ARIMA MLM Flashcards
Autoregressive Integrated Moving Average (ARIMA)
Autoregressive Integrated Moving Average (ARIMA) is a popular time series forecasting model.
- Introduction
ARIMA is a statistical method for time series forecasting. It stands for Autoregressive Integrated Moving Average. It combines autoregressive, differencing, and moving average components into a holistic approach for modeling time series data.
- Autoregressive Component (AR)
The autoregressive part (AR) of ARIMA indicates that the evolving variable of interest is regressed on its own lagged values, i.e., previous observations. The number of lagged observations in the model is referred to as p.
- Integrated Component (I)
The integrated part (I) represents the differencing to make the time series stationary, i.e., to remove trend and seasonal structures that make the time series non-stationary. Differencing is the transformation of the time series data to the difference between the current and the previous observation. The number of differences needed for stationarity is represented as d.
- Moving Average Component (MA)
The moving average part (MA) represents the dependency between an observation and a residual error from a moving average model applied to lagged observations. The number of lagged forecast errors in the model is represented as q.
- Parameter Estimation
The parameters of the ARIMA model (p, d, q) are typically estimated using techniques like the Box-Jenkins Method, which involves steps such as checking stationarity, differencing until the series is stationary, selecting the AR and MA order, and checking the model with diagnostic plots.
- Forecasting
Once the model is fit, it can be used for forecasting future points in the time series. Confidence intervals are typically provided with these forecasts representing the uncertainty in the forecasts.

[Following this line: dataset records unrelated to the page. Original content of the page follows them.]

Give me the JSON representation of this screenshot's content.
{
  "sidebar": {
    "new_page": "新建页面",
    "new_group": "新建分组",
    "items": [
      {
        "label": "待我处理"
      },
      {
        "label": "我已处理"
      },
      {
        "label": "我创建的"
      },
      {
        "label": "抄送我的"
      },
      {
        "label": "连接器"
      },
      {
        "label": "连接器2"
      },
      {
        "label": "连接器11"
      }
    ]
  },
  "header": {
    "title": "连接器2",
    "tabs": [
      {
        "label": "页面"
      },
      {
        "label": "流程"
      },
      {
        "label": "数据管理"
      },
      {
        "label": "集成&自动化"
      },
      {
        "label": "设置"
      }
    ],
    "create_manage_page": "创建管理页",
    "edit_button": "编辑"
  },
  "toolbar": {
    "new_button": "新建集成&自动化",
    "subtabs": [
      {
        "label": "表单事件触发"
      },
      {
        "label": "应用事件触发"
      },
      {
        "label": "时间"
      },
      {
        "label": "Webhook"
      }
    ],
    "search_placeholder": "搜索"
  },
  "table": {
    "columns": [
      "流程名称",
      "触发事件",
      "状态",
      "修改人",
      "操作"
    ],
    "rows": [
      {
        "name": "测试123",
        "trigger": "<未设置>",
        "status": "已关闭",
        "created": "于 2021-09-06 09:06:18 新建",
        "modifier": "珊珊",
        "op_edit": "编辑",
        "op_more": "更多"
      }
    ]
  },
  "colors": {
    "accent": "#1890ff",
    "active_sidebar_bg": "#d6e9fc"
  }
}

- Strengths and Limitations
ARIMA models are flexible and can handle a wide range of time series patterns. However, they assume a linear relationship and normally distributed residuals, which might not hold for all types of time series data. They may also not work well with high-frequency data, like hourly data, or with data that has a very complex seasonal pattern.
- Seasonal ARIMA (SARIMA)
For time series data with a seasonal component, a Seasonal ARIMA (SARIMA) can be used, which includes additional parameters (P, D, Q, m) to account for seasonality. ‘P’, ‘D’ and ‘Q’ denote the seasonal autoregressive, differencing and moving average terms, and ‘m’ refers to the number of periods in each season.
- ARIMA in Practice
In practical applications, ARIMA is widely used in econometrics and financial analytics, for predicting metrics such as sales, stock prices, and economic indicators.